Detailed Information (if scrapeDetails=true)

  • agent_info: Object containing:
    • name: Listing agent name
    • company: Brokerage company
    • phone: Contact phone number
    • email: Contact email
  • similar_properties: Array of similar property listings
  • metadata: Additional metadata including structured data

Output Data

Each property record is a JSON object containing all the fields listed above.
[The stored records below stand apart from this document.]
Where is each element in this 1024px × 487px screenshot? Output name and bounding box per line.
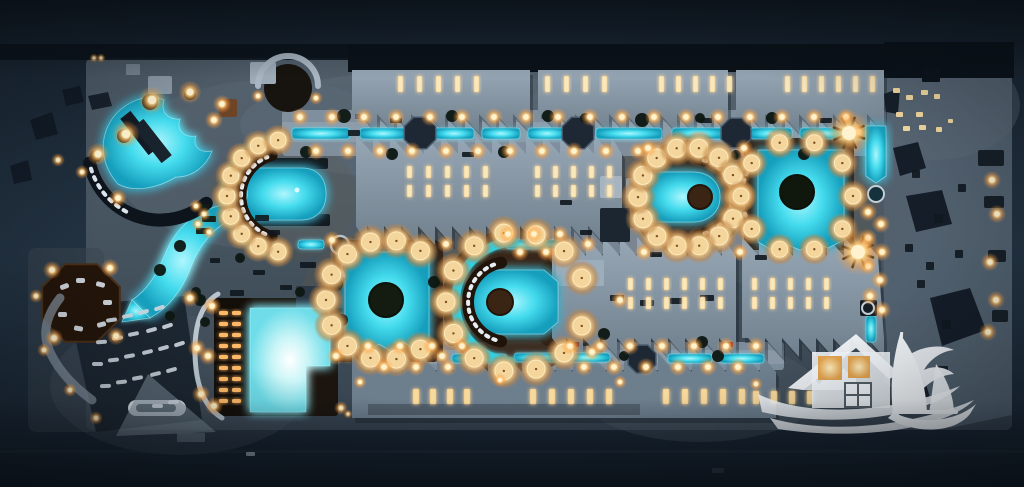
light-point-core xyxy=(339,406,343,410)
tree xyxy=(154,264,166,276)
light-point-core xyxy=(361,114,367,120)
lounger xyxy=(96,340,107,345)
light-point-core xyxy=(691,343,697,349)
canal xyxy=(292,128,350,139)
pool-island xyxy=(487,289,513,315)
light-point-core xyxy=(445,364,451,370)
lit-lounger xyxy=(219,333,228,337)
furniture xyxy=(253,270,265,275)
lit-doorway xyxy=(701,389,707,404)
light-point-core xyxy=(459,114,465,120)
umbrella-pole xyxy=(675,147,677,149)
furniture xyxy=(268,230,280,235)
canal xyxy=(866,316,876,342)
skylight xyxy=(436,76,441,92)
light-point-core xyxy=(198,391,204,397)
lit-window xyxy=(916,112,923,117)
skylight xyxy=(589,185,594,197)
light-point-core xyxy=(987,259,993,265)
tree xyxy=(235,253,245,263)
skylight xyxy=(752,297,757,309)
light-point-core xyxy=(122,130,130,138)
structure xyxy=(922,68,940,82)
skylight xyxy=(693,76,698,92)
furniture xyxy=(255,215,269,221)
light-point-core xyxy=(202,212,206,216)
light-point-core xyxy=(365,343,371,349)
light-point-core xyxy=(297,114,303,120)
skylight xyxy=(770,297,775,309)
skylight xyxy=(802,76,807,92)
house-window-icon xyxy=(844,382,872,408)
lit-lounger xyxy=(232,377,241,381)
light-point-core xyxy=(393,114,399,120)
light-point-core xyxy=(93,57,96,60)
umbrella-pole xyxy=(563,250,565,252)
umbrella-pole xyxy=(257,245,259,247)
vehicle xyxy=(246,452,255,456)
skylight xyxy=(718,278,723,290)
light-point-core xyxy=(531,231,537,237)
light-point-core xyxy=(429,343,435,349)
skylight xyxy=(700,297,705,309)
skylight xyxy=(682,297,687,309)
pool-island xyxy=(780,175,814,209)
umbrella-pole xyxy=(813,248,815,250)
umbrella-pole xyxy=(642,174,644,176)
furniture xyxy=(280,285,292,290)
skylight xyxy=(682,278,687,290)
skylight xyxy=(417,76,422,92)
light-point-core xyxy=(683,114,689,120)
light-point-core xyxy=(314,96,318,100)
canal xyxy=(298,240,324,249)
light-point-core xyxy=(675,364,681,370)
light-point-core xyxy=(115,195,121,201)
light-point-core xyxy=(543,249,549,255)
planter xyxy=(30,112,58,140)
light-point-core xyxy=(619,114,625,120)
road-band xyxy=(884,42,1014,78)
light-point-core xyxy=(737,249,743,255)
house-lit-window xyxy=(848,356,870,378)
light-point-core xyxy=(878,221,884,227)
light-point-core xyxy=(842,126,856,140)
umbrella-pole xyxy=(330,273,332,275)
light-point-core xyxy=(100,57,103,60)
furniture xyxy=(348,130,360,136)
light-point-core xyxy=(95,151,102,158)
skylight xyxy=(664,297,669,309)
light-point-core xyxy=(148,96,156,104)
umbrella-pole xyxy=(369,241,371,243)
light-point-core xyxy=(735,364,741,370)
skylight xyxy=(407,185,412,197)
light-point-core xyxy=(507,148,513,154)
lit-doorway xyxy=(682,389,688,404)
light-point-core xyxy=(723,343,729,349)
tree xyxy=(165,311,175,321)
umbrella-pole xyxy=(637,196,639,198)
lounger xyxy=(100,384,111,388)
skylight xyxy=(710,76,715,92)
light-point-core xyxy=(867,293,873,299)
lit-doorway xyxy=(430,389,436,404)
light-point-core xyxy=(587,114,593,120)
lit-lounger xyxy=(219,311,228,315)
umbrella-pole xyxy=(473,245,475,247)
lit-lounger xyxy=(232,388,241,392)
light-point-core xyxy=(517,249,523,255)
skylight xyxy=(571,185,576,197)
lit-doorway xyxy=(753,391,759,404)
furniture xyxy=(942,320,951,329)
umbrella-pole xyxy=(330,324,332,326)
lit-lounger xyxy=(232,399,241,403)
light-point-core xyxy=(51,335,57,341)
canal xyxy=(596,128,662,139)
tree xyxy=(295,287,305,297)
umbrella-pole xyxy=(503,370,505,372)
umbrella-pole xyxy=(581,277,583,279)
umbrella-pole xyxy=(841,162,843,164)
light-point-core xyxy=(618,380,622,384)
skylight xyxy=(553,166,558,178)
light-point-core xyxy=(651,114,657,120)
light-point-core xyxy=(347,413,350,416)
light-point-core xyxy=(994,211,1000,217)
furniture xyxy=(300,262,316,268)
light-point-core xyxy=(603,148,609,154)
umbrella-pole xyxy=(452,332,454,334)
skylight xyxy=(483,185,488,197)
lit-lounger xyxy=(219,377,228,381)
skylight xyxy=(806,297,811,309)
umbrella-pole xyxy=(445,301,447,303)
umbrella-pole xyxy=(241,233,243,235)
lit-lounger xyxy=(219,322,228,326)
umbrella-pole xyxy=(535,368,537,370)
canal xyxy=(434,128,474,139)
planter xyxy=(62,86,84,106)
table xyxy=(58,312,67,317)
light-point-core xyxy=(207,230,211,234)
furniture xyxy=(917,280,925,288)
skylight xyxy=(464,185,469,197)
lit-lounger xyxy=(232,366,241,370)
lit-lounger xyxy=(232,333,241,337)
light-point-core xyxy=(617,297,623,303)
lit-doorway xyxy=(447,389,453,404)
boom xyxy=(892,410,958,414)
skylight xyxy=(455,76,460,92)
umbrella-pole xyxy=(698,147,700,149)
skylight xyxy=(571,166,576,178)
skylight xyxy=(426,166,431,178)
lit-doorway xyxy=(530,389,536,404)
light-point-core xyxy=(196,222,200,226)
light-point-core xyxy=(641,249,647,255)
lit-doorway xyxy=(549,389,555,404)
light-point-core xyxy=(443,241,449,247)
light-point-core xyxy=(779,114,785,120)
light-point-core xyxy=(358,380,362,384)
light-point-core xyxy=(589,349,595,355)
skylight xyxy=(727,76,732,92)
light-point-core xyxy=(443,148,449,154)
skylight xyxy=(836,76,841,92)
lit-doorway xyxy=(789,391,795,404)
lit-doorway xyxy=(720,389,726,404)
skylight xyxy=(806,278,811,290)
light-point-core xyxy=(256,94,260,98)
furniture xyxy=(955,250,963,258)
umbrella-pole xyxy=(277,251,279,253)
lit-window xyxy=(896,112,903,117)
lit-window xyxy=(934,94,940,99)
structure xyxy=(368,404,640,415)
furniture xyxy=(210,258,220,263)
light-point-core xyxy=(851,245,865,259)
skylight xyxy=(819,76,824,92)
umbrella-pole xyxy=(257,145,259,147)
skylight xyxy=(788,297,793,309)
structure xyxy=(600,208,630,242)
umbrella-pole xyxy=(698,245,700,247)
table xyxy=(76,278,85,283)
west-pool xyxy=(242,168,326,220)
umbrella-pole xyxy=(841,228,843,230)
skylight xyxy=(700,278,705,290)
skylight xyxy=(607,166,612,178)
skylight xyxy=(535,166,540,178)
skylight xyxy=(545,76,550,92)
skylight xyxy=(659,76,664,92)
skylight xyxy=(445,166,450,178)
light-point-core xyxy=(80,170,84,174)
lit-doorway xyxy=(587,389,593,404)
skylight xyxy=(607,185,612,197)
light-point-core xyxy=(427,114,433,120)
pool-island xyxy=(369,283,403,317)
lit-window xyxy=(921,90,928,95)
lit-lounger xyxy=(232,344,241,348)
light-point-core xyxy=(715,114,721,120)
light-point-core xyxy=(491,114,497,120)
road-band xyxy=(0,450,1024,453)
umbrella-pole xyxy=(750,228,752,230)
skylight xyxy=(602,76,607,92)
light-point-core xyxy=(459,343,465,349)
umbrella-pole xyxy=(369,357,371,359)
light-point-core xyxy=(205,353,211,359)
skylight xyxy=(785,76,790,92)
light-point-core xyxy=(505,231,511,237)
lit-lounger xyxy=(219,388,228,392)
spa-ring xyxy=(868,186,884,202)
lit-doorway xyxy=(568,389,574,404)
pool-island xyxy=(295,188,300,193)
light-point-core xyxy=(333,353,339,359)
canal xyxy=(360,128,406,139)
umbrella-pole xyxy=(778,142,780,144)
light-point-core xyxy=(397,343,403,349)
furniture xyxy=(958,184,966,192)
umbrella-pole xyxy=(395,240,397,242)
light-point-core xyxy=(705,364,711,370)
umbrella-pole xyxy=(230,175,232,177)
skylight xyxy=(583,76,588,92)
light-point-core xyxy=(345,148,351,154)
light-point-core xyxy=(555,114,561,120)
furniture xyxy=(992,310,1008,322)
lit-window xyxy=(903,126,910,131)
lit-lounger xyxy=(219,366,228,370)
structure xyxy=(177,433,205,442)
structure xyxy=(126,64,140,75)
light-point-core xyxy=(475,148,481,154)
light-point-core xyxy=(557,231,563,237)
light-point-core xyxy=(219,101,225,107)
light-point-core xyxy=(313,148,319,154)
light-point-core xyxy=(187,295,193,301)
lit-window xyxy=(893,88,900,93)
light-point-core xyxy=(539,148,545,154)
umbrella-pole xyxy=(346,253,348,255)
umbrella-pole xyxy=(395,358,397,360)
umbrella-pole xyxy=(452,269,454,271)
skylight xyxy=(664,278,669,290)
furniture xyxy=(926,262,934,270)
canal xyxy=(482,128,520,139)
light-point-core xyxy=(56,158,60,162)
lit-lounger xyxy=(232,311,241,315)
light-point-core xyxy=(377,148,383,154)
skylight xyxy=(474,76,479,92)
light-point-core xyxy=(993,297,999,303)
lit-lounger xyxy=(232,355,241,359)
furniture xyxy=(905,244,913,252)
skylight xyxy=(464,166,469,178)
skylight xyxy=(824,297,829,309)
skylight xyxy=(426,185,431,197)
light-point-core xyxy=(34,294,38,298)
light-point-core xyxy=(877,277,883,283)
lit-lounger xyxy=(219,344,228,348)
canal xyxy=(528,128,566,139)
light-point-core xyxy=(567,343,573,349)
umbrella-pole xyxy=(230,215,232,217)
skylight xyxy=(589,166,594,178)
light-point-core xyxy=(194,204,198,208)
skylight xyxy=(752,278,757,290)
light-point-core xyxy=(627,343,633,349)
light-point-core xyxy=(811,114,817,120)
light-point-core xyxy=(611,364,617,370)
umbrella-pole xyxy=(718,235,720,237)
light-point-core xyxy=(113,333,119,339)
light-point-core xyxy=(754,382,758,386)
umbrella-pole xyxy=(732,217,734,219)
umbrella-pole xyxy=(656,235,658,237)
lit-window xyxy=(906,95,913,100)
skylight xyxy=(870,76,875,92)
lit-lounger xyxy=(219,355,228,359)
light-point-core xyxy=(741,145,747,151)
lit-window xyxy=(936,127,942,132)
light-point-core xyxy=(42,348,46,352)
table xyxy=(103,300,112,305)
pool-island xyxy=(688,185,712,209)
skylight xyxy=(676,76,681,92)
light-point-core xyxy=(381,364,387,370)
skylight xyxy=(628,278,633,290)
skylight xyxy=(407,166,412,178)
lit-doorway xyxy=(413,389,419,404)
tree xyxy=(200,317,210,327)
furniture xyxy=(230,290,244,296)
light-point-core xyxy=(209,303,215,309)
light-point-core xyxy=(49,267,55,273)
umbrella-pole xyxy=(419,250,421,252)
umbrella-pole xyxy=(740,195,742,197)
umbrella-pole xyxy=(813,142,815,144)
light-point-core xyxy=(585,241,591,247)
light-point-core xyxy=(413,364,419,370)
umbrella-pole xyxy=(732,174,734,176)
umbrella-pole xyxy=(581,325,583,327)
skylight xyxy=(646,297,651,309)
umbrella-pole xyxy=(778,248,780,250)
lit-doorway xyxy=(606,389,612,404)
planter xyxy=(10,160,32,184)
umbrella-pole xyxy=(277,139,279,141)
light-point-core xyxy=(985,329,991,335)
light-point-core xyxy=(187,89,194,96)
light-point-core xyxy=(865,209,871,215)
furniture xyxy=(978,150,1004,166)
light-point-core xyxy=(409,148,415,154)
umbrella-pole xyxy=(852,195,854,197)
skylight xyxy=(483,166,488,178)
light-point-core xyxy=(989,177,995,183)
skylight xyxy=(553,185,558,197)
lit-window xyxy=(919,125,926,130)
light-point-core xyxy=(753,343,759,349)
light-point-core xyxy=(643,364,649,370)
light-point-core xyxy=(329,237,335,243)
lit-doorway xyxy=(464,389,470,404)
umbrella-pole xyxy=(226,195,228,197)
lounger xyxy=(92,362,103,366)
vehicle xyxy=(712,468,724,473)
skylight xyxy=(535,185,540,197)
aerial-resort-night-render xyxy=(0,0,1024,487)
light-point-core xyxy=(498,378,502,382)
umbrella-pole xyxy=(419,348,421,350)
light-point-core xyxy=(645,145,651,151)
light-point-core xyxy=(571,148,577,154)
house-lit-window xyxy=(818,356,842,380)
skylight xyxy=(445,185,450,197)
light-point-core xyxy=(879,307,885,313)
umbrella-pole xyxy=(718,157,720,159)
resort-masterplan-canvas xyxy=(0,0,1024,487)
lounger xyxy=(152,404,163,408)
umbrella-pole xyxy=(325,299,327,301)
skylight xyxy=(770,278,775,290)
lit-window xyxy=(948,119,953,123)
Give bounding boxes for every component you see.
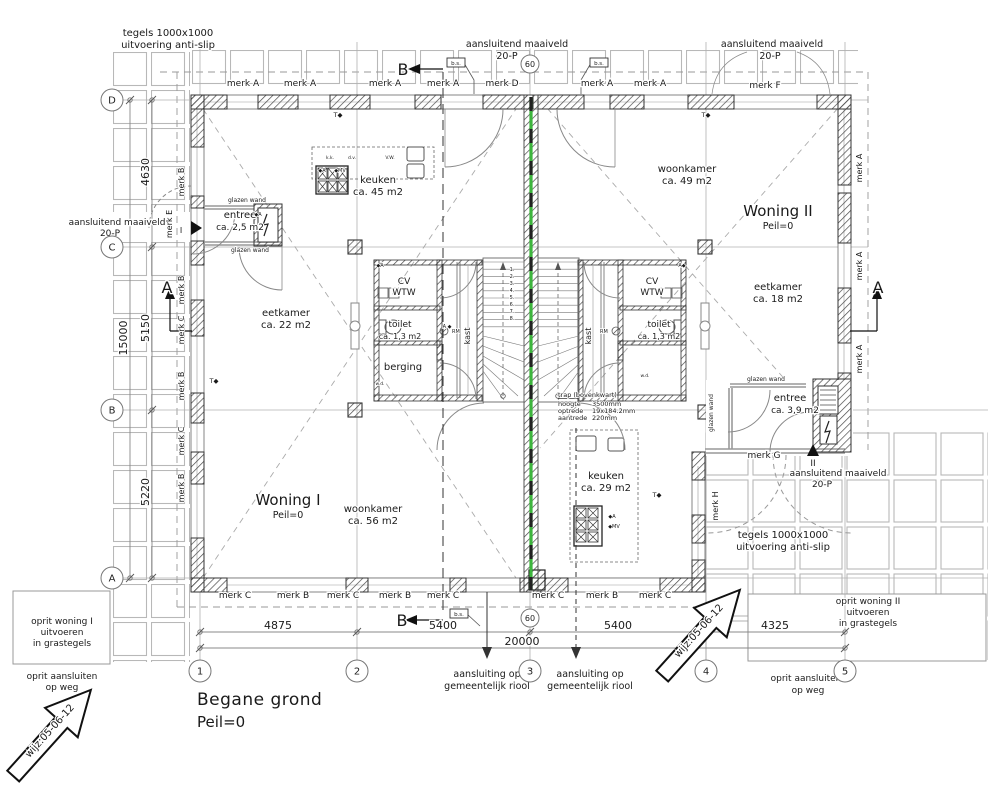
label-merk-c: merk C xyxy=(219,591,251,601)
label-i: I xyxy=(180,226,182,235)
label-peil-0: Peil=0 xyxy=(763,221,794,232)
label-ca-3-9-m2: ca. 3,9 m2 xyxy=(771,406,819,416)
label-mv: ◆MV xyxy=(334,168,346,174)
dimension-5400: 5400 xyxy=(604,619,632,632)
bs-tag: b.s. xyxy=(451,61,461,67)
label-merk-b: merk B xyxy=(177,168,186,197)
label-merk-b: merk B xyxy=(586,591,618,601)
label-merk-a: merk A xyxy=(284,79,317,89)
label-d-v: d.v. xyxy=(348,155,356,161)
label-glazen-wand: glazen wand xyxy=(708,394,715,432)
label-k-k: k.k. xyxy=(326,155,334,161)
grid-bubble-4: 4 xyxy=(703,667,709,678)
label-woning-i: Woning I xyxy=(255,491,320,509)
label-1: 1. xyxy=(510,267,515,273)
grid-bubble-1: 1 xyxy=(197,667,203,678)
label-entree: entree xyxy=(774,393,807,404)
label-3: 3. xyxy=(510,281,515,287)
label-merk-f: merk F xyxy=(749,81,780,91)
label-merk-e: merk E xyxy=(165,210,174,238)
label-woonkamer: woonkamer xyxy=(658,164,717,175)
label-merk-a: merk A xyxy=(634,79,667,89)
label-a: ◆A xyxy=(318,168,326,174)
bs-tag: b.s. xyxy=(594,61,604,67)
label-20-p: 20-P xyxy=(759,51,781,62)
label-ca-49-m2: ca. 49 m2 xyxy=(662,176,712,187)
label-op-weg: op weg xyxy=(46,683,79,693)
grid-bubble-5: 5 xyxy=(842,667,848,678)
label-aansluitend-maaiveld: aansluitend maaiveld xyxy=(790,469,887,479)
dimension-4325: 4325 xyxy=(761,619,789,632)
label-eetkamer: eetkamer xyxy=(754,282,803,293)
label-gemeentelijk-riool: gemeentelijk riool xyxy=(444,681,530,692)
label-merk-b: merk B xyxy=(177,276,186,305)
grid-bubble-D: D xyxy=(108,96,116,107)
label-a: A◆ xyxy=(678,263,685,269)
label-ca-18-m2: ca. 18 m2 xyxy=(753,294,803,305)
label-w-d: w.d. xyxy=(376,381,385,387)
label-merk-d: merk D xyxy=(485,79,518,89)
label-trap-bovenkwart: trap (bovenkwart) xyxy=(558,391,617,399)
label-toilet: toilet xyxy=(647,320,671,330)
party-wall xyxy=(524,95,538,592)
label-7: 7. xyxy=(510,309,515,315)
label-merk-a: merk A xyxy=(369,79,402,89)
label-a: ◆A xyxy=(608,514,616,520)
floorplan-drawing: tegels 1000x1000uitvoering anti-slipaans… xyxy=(0,0,1000,801)
label-merk-b: merk B xyxy=(177,372,186,401)
page-title: Begane grond xyxy=(197,690,322,710)
label-a: ◆A xyxy=(376,263,384,269)
label-keuken: keuken xyxy=(588,471,624,482)
grid-bubble-2: 2 xyxy=(354,667,360,678)
label-merk-g: merk G xyxy=(747,451,780,461)
label-aansluitend-maaiveld: aansluitend maaiveld xyxy=(466,39,568,50)
label-oprit-aansluiten: oprit aansluiten xyxy=(771,674,842,684)
label-aansluitend-maaiveld: aansluitend maaiveld xyxy=(721,39,823,50)
label-gemeentelijk-riool: gemeentelijk riool xyxy=(547,681,633,692)
label-ca-2-5-m2: ca. 2,5 m2 xyxy=(216,223,264,233)
label-20-p: 20-P xyxy=(496,51,518,62)
grid-bubble-A: A xyxy=(109,574,116,585)
label-merk-b: merk B xyxy=(379,591,411,601)
label-ca-29-m2: ca. 29 m2 xyxy=(581,483,631,494)
label-20-p: 20-P xyxy=(812,480,833,490)
label-t: T◆ xyxy=(701,111,711,119)
label-kast: kast xyxy=(584,328,593,345)
label-mv: ◆MV xyxy=(608,524,620,530)
label-keuken: keuken xyxy=(360,175,396,186)
label-b: B xyxy=(397,611,408,630)
kitchen-fixtures xyxy=(312,147,710,562)
label-ca-1-3-m2: ca. 1,3 m2 xyxy=(638,332,681,341)
label-glazen-wand: glazen wand xyxy=(747,376,785,383)
label-merk-c: merk C xyxy=(327,591,359,601)
label-oprit-woning-ii: oprit woning II xyxy=(836,597,900,607)
grid-bubble-B: B xyxy=(109,406,116,417)
label-5: 5. xyxy=(510,295,515,301)
label-uitvoering-anti-slip: uitvoering anti-slip xyxy=(121,40,215,51)
dimension-5220: 5220 xyxy=(139,478,152,506)
label-aansluiting-op: aansluiting op xyxy=(556,669,623,680)
label-op-weg: op weg xyxy=(792,686,825,696)
label-a: A ◆ xyxy=(443,324,452,330)
label-ca-45-m2: ca. 45 m2 xyxy=(353,187,403,198)
label-in-grastegels: in grastegels xyxy=(33,639,91,649)
label-merk-h: merk H xyxy=(711,491,720,520)
title-block: Begane grond Peil=0 xyxy=(197,690,322,731)
label-merk-c: merk C xyxy=(427,591,459,601)
label-a: ◆A xyxy=(254,212,262,218)
label-oprit-aansluiten: oprit aansluiten xyxy=(27,672,98,682)
label-merk-a: merk A xyxy=(427,79,460,89)
label-merk-c: merk C xyxy=(177,426,186,455)
label-merk-a: merk A xyxy=(855,153,864,182)
label-merk-a: merk A xyxy=(855,344,864,373)
label-t: T◆ xyxy=(333,111,343,119)
label-merk-c: merk C xyxy=(177,315,186,344)
label-w-d: w.d. xyxy=(641,373,650,379)
grid-bubble-C: C xyxy=(109,243,116,254)
dimension-5400: 5400 xyxy=(429,619,457,632)
label-kast: kast xyxy=(463,328,472,345)
label-merk-a: merk A xyxy=(581,79,614,89)
label-rm: RM xyxy=(600,329,608,335)
floorplan-canvas: tegels 1000x1000uitvoering anti-slipaans… xyxy=(0,0,1000,801)
label-a: A xyxy=(162,278,173,297)
label-eetkamer: eetkamer xyxy=(262,308,311,319)
label-tegels-1000x1000: tegels 1000x1000 xyxy=(123,28,214,39)
label-a: A xyxy=(873,278,884,297)
label-uitvoering-anti-slip: uitvoering anti-slip xyxy=(736,542,830,553)
label-ca-1-3-m2: ca. 1,3 m2 xyxy=(379,332,422,341)
label-6: 6. xyxy=(510,302,515,308)
label-b: B xyxy=(398,60,409,79)
grid-bubble-60: 60 xyxy=(525,614,535,623)
label-aansluitend-maaiveld: aansluitend maaiveld xyxy=(69,218,166,228)
label-4: 4. xyxy=(510,288,515,294)
label-berging: berging xyxy=(384,362,422,373)
dimension-4875: 4875 xyxy=(264,619,292,632)
label-8: 8. xyxy=(510,316,515,322)
label-glazen-wand: glazen wand xyxy=(231,247,269,254)
label-t: T◆ xyxy=(652,491,662,499)
label-cv: CV xyxy=(646,277,659,287)
grid-bubble-60: 60 xyxy=(525,60,535,69)
label-2: 2. xyxy=(510,274,515,280)
label-glazen-wand: glazen wand xyxy=(228,197,266,204)
label-entree: entree xyxy=(224,210,257,221)
label-uitvoeren: uitvoeren xyxy=(847,608,890,618)
label-aantrede: aantrede xyxy=(558,414,587,422)
label-ii: II xyxy=(810,459,815,469)
dimension-15000: 15000 xyxy=(117,321,130,356)
label-wtw: WTW xyxy=(392,288,415,298)
label-in-grastegels: in grastegels xyxy=(839,619,897,629)
dimension-4630: 4630 xyxy=(139,158,152,186)
label-ca-22-m2: ca. 22 m2 xyxy=(261,320,311,331)
label-rm: RM xyxy=(452,329,460,335)
label-merk-b: merk B xyxy=(177,474,186,503)
label-woonkamer: woonkamer xyxy=(344,504,403,515)
label-merk-a: merk A xyxy=(855,251,864,280)
label-oprit-woning-i: oprit woning I xyxy=(31,617,93,627)
label-merk-a: merk A xyxy=(227,79,260,89)
label-toilet: toilet xyxy=(388,320,412,330)
label-merk-b: merk B xyxy=(277,591,309,601)
page-subtitle: Peil=0 xyxy=(197,713,322,731)
label-merk-c: merk C xyxy=(639,591,671,601)
label-t: T◆ xyxy=(209,377,219,385)
label-aansluiting-op: aansluiting op xyxy=(453,669,520,680)
label-220mm: 220mm xyxy=(592,414,617,422)
label-woning-ii: Woning II xyxy=(743,202,812,220)
label-tegels-1000x1000: tegels 1000x1000 xyxy=(738,530,829,541)
label-ca-56-m2: ca. 56 m2 xyxy=(348,516,398,527)
grid-bubble-3: 3 xyxy=(527,667,533,678)
dimension-20000: 20000 xyxy=(505,635,540,648)
dimension-5150: 5150 xyxy=(139,314,152,342)
label-merk-c: merk C xyxy=(532,591,564,601)
label-v-w: V.W. xyxy=(385,155,394,161)
label-peil-0: Peil=0 xyxy=(273,510,304,521)
label-cv: CV xyxy=(398,277,411,287)
bs-tag: b.s. xyxy=(454,612,464,618)
label-uitvoeren: uitvoeren xyxy=(41,628,84,638)
label-wtw: WTW xyxy=(640,288,663,298)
Example:

{
"property_id": "12345",
"name": "Downtown Office Building",
"property_type": "Office",
"address": "123 Main Street",
"city": "San Francisco",
"state": "CA",
"zip_code": "94102",
"price": "$5,500,000",
"square_footage": "15000",
"property_url": "https://www.crexi.com/properties/12345",
"scraped_at": "2025-10-30T12:00:00.000Z",
"source": "crexi.com"
}

Usage Examples

Basic Usage

{
"maxProperties": 25,
"scrapeDetails": true
}

Filtered by Property Type and Location

{
"maxProperties": 100,
"scrapeDetails": true,
"propertyTypes": ["Office", "Retail"],
"locations": ["San Francisco", "New York"]
}

Quick Scraping (No Details)

{
"maxProperties": 200,
"scrapeDetails": false
}

With Price Range and Rate Limiting

{
"maxProperties": 50,
"scrapeDetails": true,
"minPrice": 1000000,
"maxPrice": 10000000,
"rateLimitDelay": 3
}

Development Features

HTML Debugging

During development, the scraper saves HTML content to the key-value store for selector analysis:

  • crexi_initial_page_html: Contains the HTML content of the initial search page
  • crexi_page_1_html, crexi_page_2_html, etc.: HTML content for each paginated page
  • debug_crexi_html: Contains HTML when standard selectors fail to find listings

This allows you to analyze the page structure and refine selectors without making repeated requests.

Error Handling

  • Comprehensive error handling with detailed logging
  • Graceful handling of missing elements
  • Continues processing even if individual properties fail
  • Validates and cleans data before pushing to output

Browser Automation

  • Uses Playwright for reliable browser automation
  • Handles dynamic content loading
  • Implements proper delays and waits
  • Anti-detection measures to avoid bot detection

Rate Limiting

  • Configurable delay between requests (rateLimitDelay parameter)
  • Default 2-second delay to be respectful to the server
  • Separate delays for listing pages and detail pages

Installation

  1. Install dependencies:
$pip install -r requirements.txt
  1. Install Playwright browsers:
$playwright install chromium
  1. Run the scraper:
$python -m src

Docker Usage

docker build -t crexi-scraper .
docker run -e APIFY_TOKEN=your_token crexi-scraper

Apify Platform Usage

  1. Create a new actor on the Apify platform
  2. Upload all files from this directory
  3. Configure input parameters in the actor's input schema
  4. Run the actor and retrieve results from the dataset

Notes

  • The scraper respects rate limits and implements delays between requests
  • HTML content is saved for debugging purposes during development
  • The scraper handles various property listing layouts and structures
  • All URLs are properly resolved and normalized
  • Data is validated and cleaned before being pushed to the output
  • The scraper will continue even if some properties fail to load
  • For production use, consider increasing rateLimitDelay to 3-5 seconds

Limitations

  • Requires active internet connection
  • May be affected by website structure changes
  • Some data fields may not be available for all properties
  • Respects robots.txt and terms of service

Support

For issues, questions, or feature requests, please contact the development team or create an issue in the repository.

License

This scraper is provided as-is for educational and research purposes. Ensure you comply with Crexi's terms of service when using this tool.